The importance of that choice became clearer in August 2025 in Washington, where President Ilham Aliyev and Prime Minister Nikol Pashinyan, with the mediation of President Donald Trump, initiated an agreement and signed a Joint Declaration on Future Relations. This committed both sides to continue working toward a comprehensive peace treaty consistent with the UN Charter.
While this breakthrough remains a framework rather than a finalised settlement, the opportunity for such an agreement arguably would not have existed had the 2020 war produced large-scale civilian reprisals. The ability to engage in negotiation was influenced, in part, by the choice made by the Azerbaijani side to refrain from targeting civilians.

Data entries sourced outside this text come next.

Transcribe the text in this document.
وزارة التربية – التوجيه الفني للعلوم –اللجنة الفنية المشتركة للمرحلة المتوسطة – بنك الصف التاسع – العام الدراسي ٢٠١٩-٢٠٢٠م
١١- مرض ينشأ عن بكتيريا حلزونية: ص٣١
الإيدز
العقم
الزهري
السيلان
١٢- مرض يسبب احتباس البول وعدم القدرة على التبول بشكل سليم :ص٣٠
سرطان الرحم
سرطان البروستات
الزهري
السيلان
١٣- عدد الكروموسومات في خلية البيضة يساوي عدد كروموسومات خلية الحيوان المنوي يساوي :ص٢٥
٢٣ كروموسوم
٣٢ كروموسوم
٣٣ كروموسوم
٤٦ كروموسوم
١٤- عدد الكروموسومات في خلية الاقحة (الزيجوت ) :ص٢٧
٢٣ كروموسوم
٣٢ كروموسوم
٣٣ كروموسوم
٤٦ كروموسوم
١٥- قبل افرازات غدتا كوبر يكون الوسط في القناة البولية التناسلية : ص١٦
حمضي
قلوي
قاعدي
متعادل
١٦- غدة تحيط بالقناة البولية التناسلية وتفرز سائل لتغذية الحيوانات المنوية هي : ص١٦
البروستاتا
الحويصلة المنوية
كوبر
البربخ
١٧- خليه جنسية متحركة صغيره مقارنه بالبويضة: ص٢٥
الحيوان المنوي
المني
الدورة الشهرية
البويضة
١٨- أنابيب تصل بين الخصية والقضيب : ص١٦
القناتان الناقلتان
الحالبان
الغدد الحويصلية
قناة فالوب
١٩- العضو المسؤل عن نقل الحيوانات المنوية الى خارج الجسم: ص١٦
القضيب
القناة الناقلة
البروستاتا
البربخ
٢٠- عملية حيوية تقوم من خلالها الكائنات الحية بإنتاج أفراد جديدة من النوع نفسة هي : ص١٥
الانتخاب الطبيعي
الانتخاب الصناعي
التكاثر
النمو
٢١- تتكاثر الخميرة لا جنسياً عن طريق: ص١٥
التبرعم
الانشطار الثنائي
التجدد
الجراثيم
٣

The connection between Khojaly and the 2025 declaration is therefore substantive rather than symbolic. History offers clear examples of how attacks on civilians complicate or delay peace efforts. In the Balkans during the 1990s, atrocities such as the Srebrenica massacre deepened mistrust and made post-war reconciliation far more difficult. In parts of the Middle East, cycles of civilian targeting have limited the credibility of diplomatic initiatives. In each case, violence against non-combatants prolonged instability.
The experience of Armenia and Azerbaijan demonstrates a different trajectory. The memory of Khojaly remains central to Azerbaijani identity, yet the conduct of operations in Karabakh in 2020 reflected a decision not to reproduce the dynamics of the early 1990s. That decision contributed to an environment in which a structured peace process, however fragile and incomplete, could move forward.
The broader lesson extends beyond the South Caucasus. Perhaps, in the eyes of some actors, targeting civilians may yield short-term military or political gains, but it ultimately undermines the foundations required for durable peace. Restraint, even in the presence of historical grievance, preserves the possibility of negotiation and international support. The evolving Armenia–Azerbaijan peace framework illustrates how post-conflict diplomacy becomes viable only when new atrocities are avoided.
On the 34th anniversary of Khojaly, remembrance and policy remain closely linked. The events of 1992 continue to shape national consciousness, yet the developments of 2020 and the 2025 declaration show that the trajectory of a conflict is not predetermined by its darkest moments. For regions currently trapped in cycles of retaliation, the case of Armenia and Azerbaijan demonstrates a practical reality that civilian protection is not only a humanitarian imperative but also a strategic prerequisite for peace.